The RST preprocessing improved feature extraction by analyzing text coherence and rhetorical relationships, reducing noise and enhancing class separability. This led to accuracy gains in most models:
- SVM: From 93% to 96%
- CNN: From 92% to 94%
- Random Forest: From 92% to 95%
- RoBERTa: From 96% to 97%
The H-score method, however, underperformed at 65%, indicating its limitations as a standalone classifier.

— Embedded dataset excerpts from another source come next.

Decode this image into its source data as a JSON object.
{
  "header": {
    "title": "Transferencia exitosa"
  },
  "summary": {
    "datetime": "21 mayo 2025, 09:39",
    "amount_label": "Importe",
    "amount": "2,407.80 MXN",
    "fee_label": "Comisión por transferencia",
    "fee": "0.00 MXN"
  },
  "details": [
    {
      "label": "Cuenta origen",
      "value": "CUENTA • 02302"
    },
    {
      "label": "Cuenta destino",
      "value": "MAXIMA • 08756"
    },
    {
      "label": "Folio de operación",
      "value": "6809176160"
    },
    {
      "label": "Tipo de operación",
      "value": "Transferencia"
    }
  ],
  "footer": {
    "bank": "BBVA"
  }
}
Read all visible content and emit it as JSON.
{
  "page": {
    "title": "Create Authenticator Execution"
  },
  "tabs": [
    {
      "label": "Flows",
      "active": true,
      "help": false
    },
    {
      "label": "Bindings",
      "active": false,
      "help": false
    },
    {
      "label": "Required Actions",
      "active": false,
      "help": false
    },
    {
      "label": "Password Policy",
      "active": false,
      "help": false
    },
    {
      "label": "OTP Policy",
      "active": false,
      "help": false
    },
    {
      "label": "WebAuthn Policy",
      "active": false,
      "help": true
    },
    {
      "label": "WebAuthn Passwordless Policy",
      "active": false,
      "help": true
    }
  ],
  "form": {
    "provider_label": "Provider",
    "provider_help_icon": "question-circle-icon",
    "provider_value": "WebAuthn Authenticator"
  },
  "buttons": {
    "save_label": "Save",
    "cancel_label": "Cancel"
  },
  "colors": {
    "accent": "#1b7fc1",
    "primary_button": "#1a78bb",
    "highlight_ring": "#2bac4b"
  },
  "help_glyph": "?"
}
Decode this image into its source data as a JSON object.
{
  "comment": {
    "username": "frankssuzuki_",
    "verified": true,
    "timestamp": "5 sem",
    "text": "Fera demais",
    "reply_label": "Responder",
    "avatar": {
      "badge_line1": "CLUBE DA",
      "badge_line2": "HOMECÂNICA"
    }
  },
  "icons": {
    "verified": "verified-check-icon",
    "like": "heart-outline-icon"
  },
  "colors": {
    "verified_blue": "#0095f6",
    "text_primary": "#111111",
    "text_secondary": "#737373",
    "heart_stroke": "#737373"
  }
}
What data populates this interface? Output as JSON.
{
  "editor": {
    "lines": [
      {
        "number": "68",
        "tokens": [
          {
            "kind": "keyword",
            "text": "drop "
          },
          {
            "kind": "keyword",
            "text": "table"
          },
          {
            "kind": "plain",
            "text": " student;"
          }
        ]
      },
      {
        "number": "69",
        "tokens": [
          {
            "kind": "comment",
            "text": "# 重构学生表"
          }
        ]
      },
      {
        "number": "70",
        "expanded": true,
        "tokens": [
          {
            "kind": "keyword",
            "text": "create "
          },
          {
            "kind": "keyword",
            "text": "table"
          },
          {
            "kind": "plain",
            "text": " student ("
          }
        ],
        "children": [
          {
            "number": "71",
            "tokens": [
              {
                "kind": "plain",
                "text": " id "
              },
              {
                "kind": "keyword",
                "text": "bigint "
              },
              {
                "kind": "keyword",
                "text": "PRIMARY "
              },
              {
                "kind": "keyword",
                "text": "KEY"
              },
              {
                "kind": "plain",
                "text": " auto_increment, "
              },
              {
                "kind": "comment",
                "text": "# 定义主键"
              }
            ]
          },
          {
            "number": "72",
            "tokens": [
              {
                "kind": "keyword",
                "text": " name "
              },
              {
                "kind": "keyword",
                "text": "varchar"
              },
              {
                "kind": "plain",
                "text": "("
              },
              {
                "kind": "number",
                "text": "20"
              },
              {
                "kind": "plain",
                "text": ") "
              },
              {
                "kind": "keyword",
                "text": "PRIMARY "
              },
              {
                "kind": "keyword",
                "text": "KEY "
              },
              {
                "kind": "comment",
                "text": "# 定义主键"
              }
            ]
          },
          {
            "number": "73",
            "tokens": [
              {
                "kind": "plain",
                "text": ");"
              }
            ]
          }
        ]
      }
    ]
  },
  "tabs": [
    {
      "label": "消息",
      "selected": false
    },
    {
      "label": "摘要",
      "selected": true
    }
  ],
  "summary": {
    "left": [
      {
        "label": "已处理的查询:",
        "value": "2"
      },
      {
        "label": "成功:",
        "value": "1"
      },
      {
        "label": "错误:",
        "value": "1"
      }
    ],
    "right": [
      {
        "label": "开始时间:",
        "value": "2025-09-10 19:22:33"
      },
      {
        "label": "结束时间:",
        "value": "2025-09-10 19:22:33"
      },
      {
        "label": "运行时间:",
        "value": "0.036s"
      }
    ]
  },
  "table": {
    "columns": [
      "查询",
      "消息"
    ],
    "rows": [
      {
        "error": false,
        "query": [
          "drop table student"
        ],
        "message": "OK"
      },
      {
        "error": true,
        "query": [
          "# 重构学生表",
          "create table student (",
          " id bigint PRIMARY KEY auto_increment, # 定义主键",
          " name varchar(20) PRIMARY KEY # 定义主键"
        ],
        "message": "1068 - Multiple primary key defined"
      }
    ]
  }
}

Our best result was a 97% accuracy achieved by RoBERTa with RST preprocessing. This was accomplished by:
- Leveraging RoBERTa’s pre-trained transformer architecture (roberta-base, 12 layers, 768 hidden units) for contextual understanding.
- Fine-tuning it on our dataset with tokenized inputs via RobertaTokenizer.
- Enhancing input quality with RST, which used TF-IDF with Chi-squared selection to focus on discriminative terms, boosting RoBERTa’s ability to distinguish AI-generated text (Label 1) from human text (Label 0). Metrics included precision (0.94), recall (0.95), and F1-score (0.95) for Label 0, and 0.98, 0.98, 0.98 for Label 1.
- Traditional Baseline: RoBERTa (96%), SVM (93%), CNN/Random Forest (92%), Decision Tree (85%), Logistic Regression/ANN (83%), KNN (79%), Naive Bayes (73%).
- RST-Enhanced: RoBERTa (97%), SVM (96%), Random Forest (95%), CNN (94%), H-Score (65%).
- Previous Works: Sankalp Bahad et al. (86.5%), Ayat A. Najjar et al. (85%), Mudasir Ahmad Wani et al. (98.8%).
- Our Model: 97% accuracy, with 0.98 precision, recall, and F1-score, rivals Wani et al.’s 98.8% and surpasses others, showing competitive performance with a custom approach.